>>And impossible for ANYONE to say
that Phelps is a "greater" swimmer than she was at her best. <<
I think that Shane Gould was a very fine swimmer, but Janet Evans, less
than a dozen years later, swam times that were competitive with the
best MEN who swam at the time Gould swam, and which would have utterly
destroyed Gould's WR times, which were:
100 Freestyle London 30 April 1971 eq. world record 58.9
200 Freestyle London 1 May 1971, 2.06.5
400 Freestyle Santa Clara California 9 July 9 1971, 4.21.2
200 Freestyle Drummoyne Sydney 26 November 1971, 2.05.8
800 Freestyle Drummoyne Sydney 3 December 1971, 8.58.1
1500 Freestyle Birrong Sydney 12 December 1971, 17.00.6
Gould's time wouldn't have even won a fast age group meet 14 years
later.
Evan's WRs haven't been challenged in 17 years.
So Gould wasn't even as great a swimmer as Janet Evans, who, according
to coaches like Coach Smith, did nearly everything wrong technically,
including lifting her entire head out of the water with each stroke.

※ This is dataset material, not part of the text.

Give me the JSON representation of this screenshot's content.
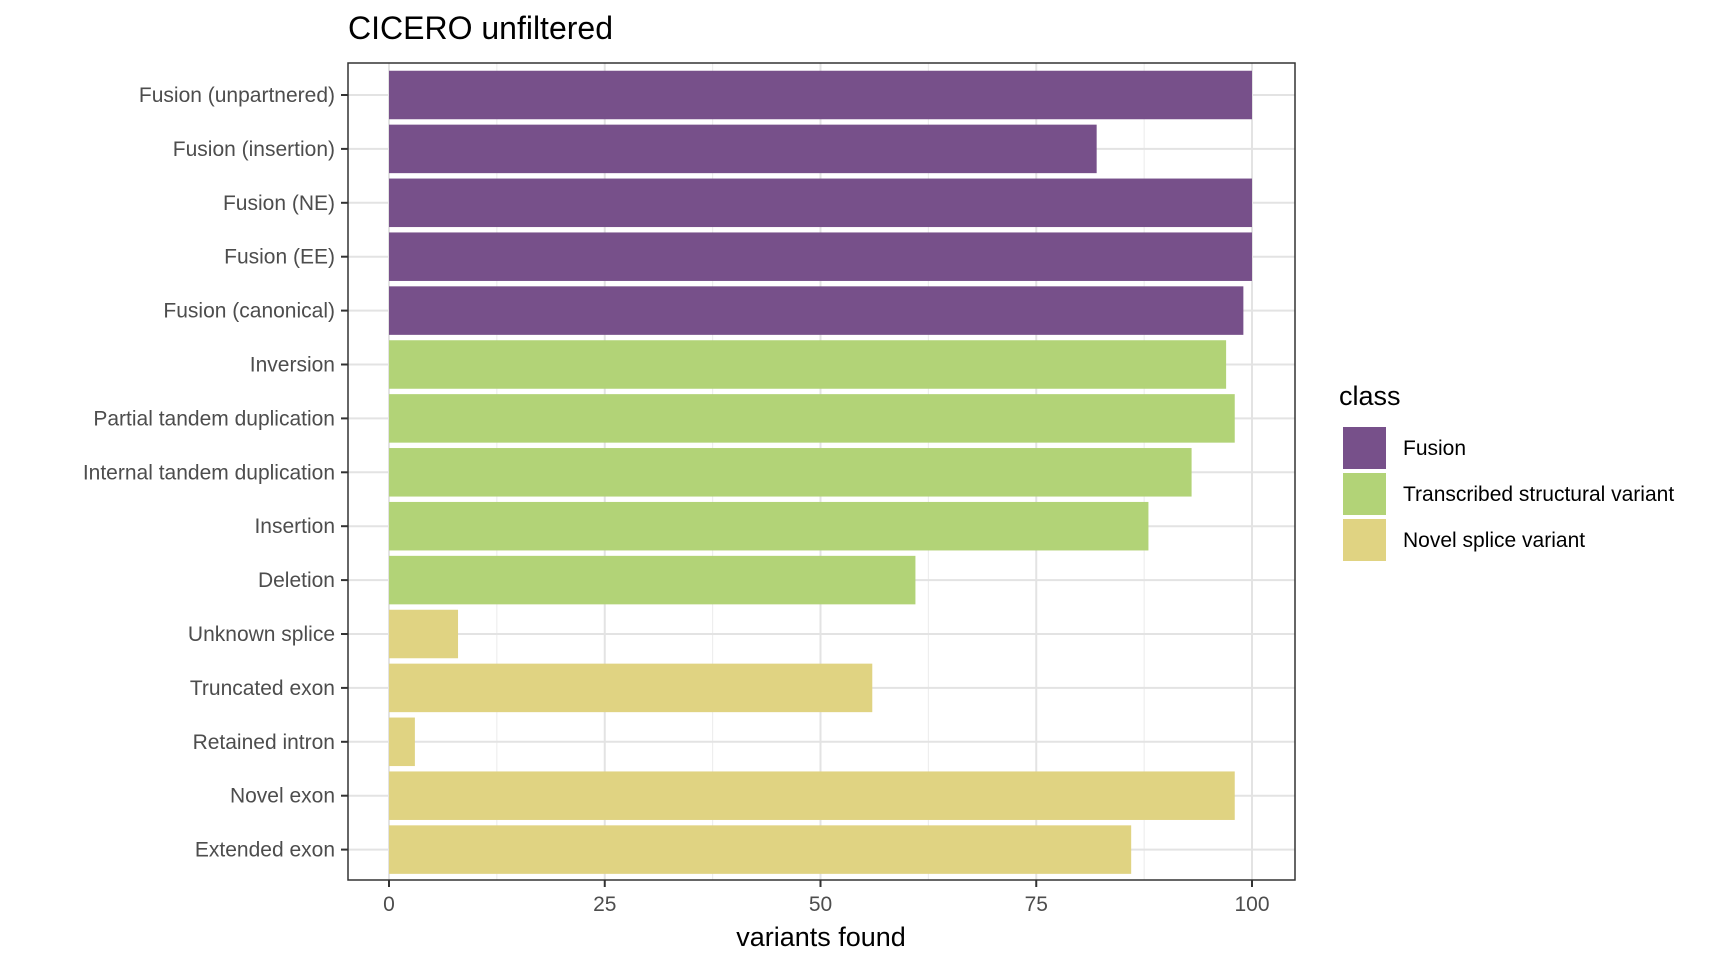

Evans also swam against MUCH harder competition than Gould, namely the
doped up East Germans, who defeated all other swimmers, save for Evans.
Astrid Strauss kept her head down in the water, swam with a beautiful,
perfect "TI style stroke, was a good 9 inches taller than Evans, and
was doped up with male hormones, and still didn't beat a girl who did
everything wrong, technically.
Smith claims that Evans was, in his words, a "genetic freak." In what
way? Her VO2 max was in the 50s, which is hardly freakish. She wasn't
all that strong, according to her coach, Bud McAllister, and never did
formal weight training. She didn't have unusual flexibility. She
didn't have a long torso or big feet or big hands. And she, according
to Coach Smith, didn't swim with good technique. Coach Smith claims
that Evans would have swum even faster had she used "good technique."
So how, exactly, was Evans a "genetic freak?"
Shane Gould wasn't even close to being the greatest swimmer of all
time; of that I am quite certain.
And Ian Smith doesn't have a clear understanding of what constitutes
"good technique;" nor do most of his colleagues. Their concept of
"good technique" is based upon erroneous assumptions and erroneous
deductions and erroneous extrapolations.